History of the Temple
Wat Molilokayaram Rajaworawihan
By Phra Medheewaraporn (Sutas), The Abbot.
Wat Moli Lokayaram is a royal temple of the second tier, which is known as “Rajworawihan”. This 300-year old temple was built in the Ayudhaya period. When King Taksin established the Thonburi Kingdom, he incorporated this temple and Wat Arun into his palace boundary. During his reign, there were therefore no monks residing in the temple and was considered as the temple within the palace as usually practiced in the Ayudhaya Kingdom. This temple was widely known during the Thonburi period as “Wat Tai Talad” which literally means the temple behind the market. This temple stretches for 5.1 acres and situates behind King Taksin’s old palace on the western side of the Chao Praya River, which is called Thonburi.

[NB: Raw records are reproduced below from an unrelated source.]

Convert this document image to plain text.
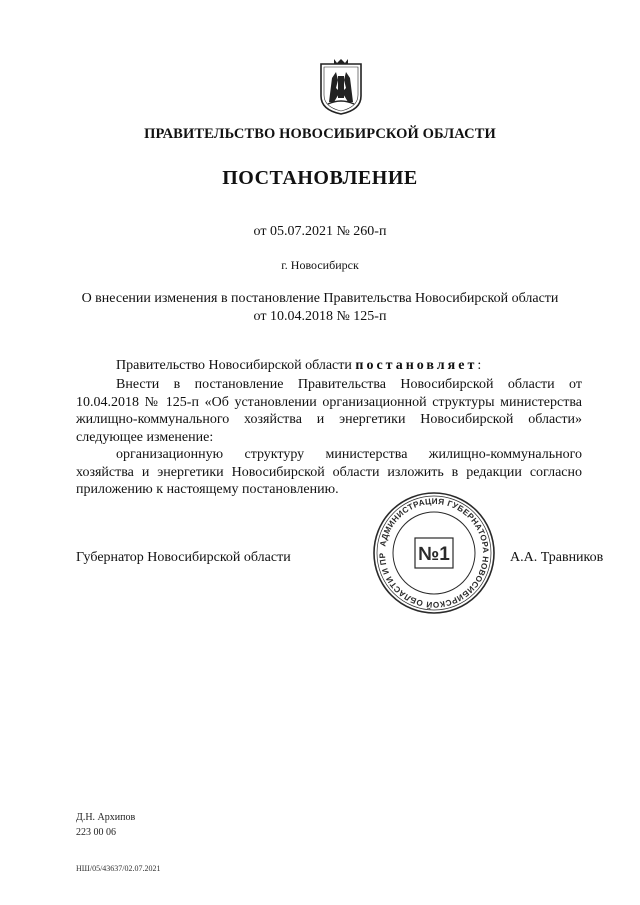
ПРАВИТЕЛЬСТВО НОВОСИБИРСКОЙ ОБЛАСТИ
ПОСТАНОВЛЕНИЕ
от 05.07.2021 № 260-п
г. Новосибирск
О внесении изменения в постановление Правительства Новосибирской области
от 10.04.2018 № 125-п
Правительство Новосибирской области постановляет:
Внести в постановление Правительства Новосибирской области от 10.04.2018 № 125-п «Об установлении организационной структуры министерства жилищно-коммунального хозяйства и энергетики Новосибирской области» следующее изменение:
организационную структуру министерства жилищно-коммунального хозяйства и энергетики Новосибирской области изложить в редакции согласно приложению к настоящему постановлению.
АДМИНИСТРАЦИЯ ГУБЕРНАТОРА НОВОСИБИРСКОЙ ОБЛАСТИ И ПР	№1
Губернатор Новосибирской области	А.А. Травников
Д.Н. Архипов
223 00 06
НШ/05/43637/02.07.2021
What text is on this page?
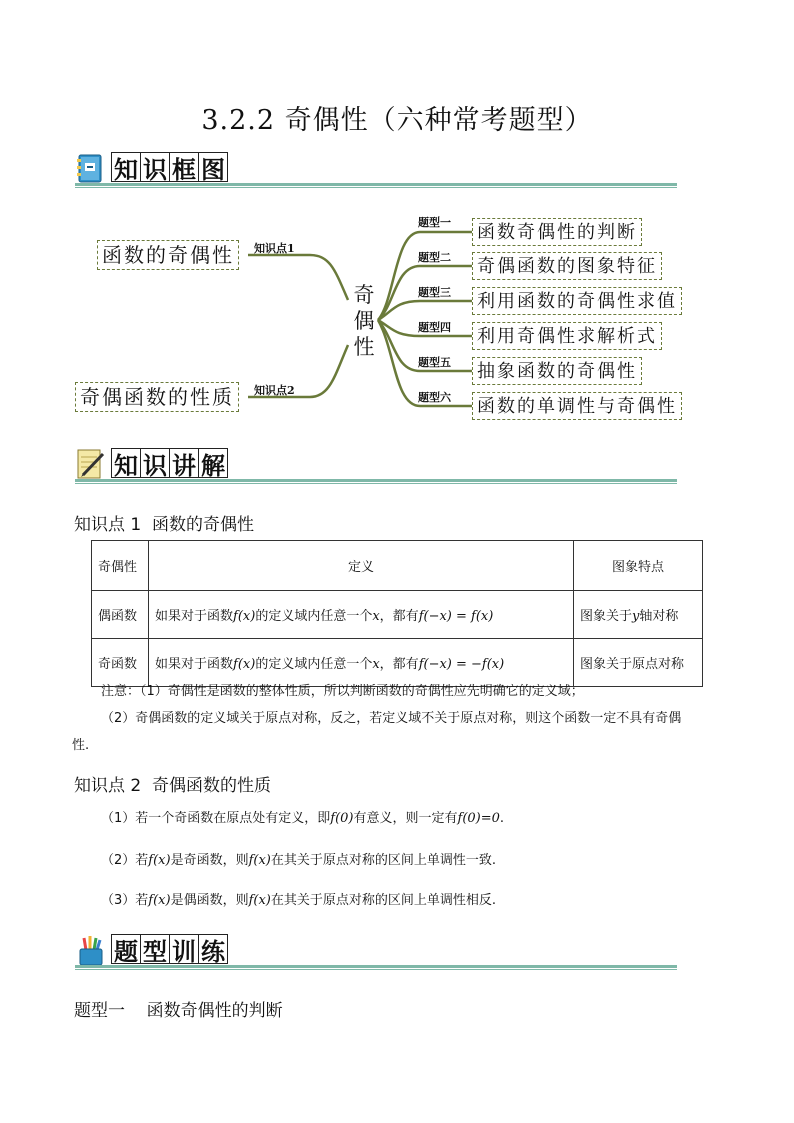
3.2.2 奇偶性（六种常考题型）
知 识 框 图
奇
偶
性
知识点1
函数的奇偶性
知识点2
奇偶函数的性质
题型一 函数奇偶性的判断
题型二 奇偶函数的图象特征
题型三 利用函数的奇偶性求值
题型四 利用奇偶性求解析式
题型五 抽象函数的奇偶性
题型六 函数的单调性与奇偶性
知 识 讲 解
知识点 1 函数的奇偶性
奇偶性	定义	图象特点
偶函数	如果对于函数f(x)的定义域内任意一个x，都有f(−x) = f(x)	图象关于y轴对称
奇函数	如果对于函数f(x)的定义域内任意一个x，都有f(−x) = −f(x)	图象关于原点对称
注意：（1）奇偶性是函数的整体性质，所以判断函数的奇偶性应先明确它的定义域；
（2）奇偶函数的定义域关于原点对称，反之，若定义域不关于原点对称，则这个函数一定不具有奇偶
性.
知识点 2 奇偶函数的性质
（1）若一个奇函数在原点处有定义，即f(0)有意义，则一定有f(0)=0.
（2）若f(x)是奇函数，则f(x)在其关于原点对称的区间上单调性一致.
（3）若f(x)是偶函数，则f(x)在其关于原点对称的区间上单调性相反.
题 型 训 练
题型一 函数奇偶性的判断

The oldest structure of this monastery is the Assembly Hall or Wihan which was built in the Ayudhaya period and later King Taksin used it for storing salt in Thonburi period. It is sometimes called “Phra Wihan Chag Klua” in Thai, which means a salt storage. This hall is characterised with the Thai-Chinese architecture covering with ceramic roof tiles and gable spires and ridges decorated with stuccowork. The hall was separated into two chambers. In the smaller rear chamber stands a large image of seated Lord Buddha in the attitude of subduing Mara named “Phra Parames”. The front larger chamber contains several sacred Buddha images on the middle pedestal, each of which has very beautiful Buddha characters. Wooden doors and windows were beautifully carved with gilded lacquer art. This assembly hall has a magnificent unique rare character and is very worth seeing
In the reign of King Rama I, the capital city was moved to the other side of the Chao Praya River, which was called the Pra Nakorn east bank or the Main City. He ordered his son, Prince Isarasundhorn, who was later King Rama II, and HM. Queen Amrindramard (Nak) to restore this temple and build a new Ubosot or chapel, respectively. The chapel is covered with the ceramic roof tiles with timber gable spires and their ridges, lacquered and decorated with stained glass. The wall and the ceiling inside the temple are painted in the traditional Thai print. Wooden doors and windows were beautifully carved with gilded lacquer.
The Principle Buddha Image in the Temple, named “Phra Buddha Molilokanadh”, is a bronze Buddha image in the attitude of subduing Mara having the front lap width of 2 metres with very beautiful Buddha characters. This image is very sacred and has been respected by the kings and Thai people since early Rattanakosin period.
King Rama II renamed this monastery “Wat Buddhaisawan” or “Wat Buddhai Sawan-yawas Worawihan”, which implies the close relationship with the royal family. Almost all of his sons, including Kings Rama III and IV and HM Vice King Pinklao, had their elementary study here.
King Rama III had restored the whole temple and again renamed it “Wat Moliloksudharam”.
He built Somdej Hall in 1843 AD for the statue of his teacher, Somej Phra Buddhakosajarn (Kun), who not only taught him at his early age but also his First Ordination Teacher when he was ordained. This sacred place has two storeys, i.e the ground base and the upper hall. The ground floor stands the bronze statue of Somdej Phra Buddhakosajarn (Kun) and is the foundation of four Lankan style stupas, which are believed to keep the top knots, called Moli in Thai of Kings Rama III and IV. And that is how the name of the temple was derived. Both sides of the hall have two staircases to the upper floor and the front tunnel stands the sculptural footprints of Lord Buddha.
The timber Tripitaka Hall was also built in his reign with very beautiful gilded black lacquer art on doors and windows. It is worth seeing very much.
King Rama IV built a new chamber for the abbot, a Chanting Hall and subsequently a larger Central Hall serving both chanting and dining purposes. He restored the chapel by allowing his royal emblem of the mythological elephant with the royal canopy be placed on its gable. It is very likely that the present name of the temple –“MoliLokayaram” was given in this reign.
King Rama V had renovated the monastery library (The timber Tripitaka Hall) and gave monks Kathina, a Buddhist festival which comes at the end of Vassa, the three-month rainy season retreat for Theravada Buddhists for many times.
King Rama VI ordered this royal temple as the second tier, which has been known as Rajaworawihan ever since.
Wat Molilokayaram was usually visited by the kings, i.e King Rama V, King Rama IV and the present King Rama IX especially during the annual robe-presentation ceremony following the end of the rains retreat. HRH Princess Maha Chakri Sirindhorn visited the Tripitaka Hall on the 12th January 1998.
This old temple embodies much significance to the Chakri dynasty and our nation in many ways. Thus, the Department of Arts has registered this temple as one of the national historical sites.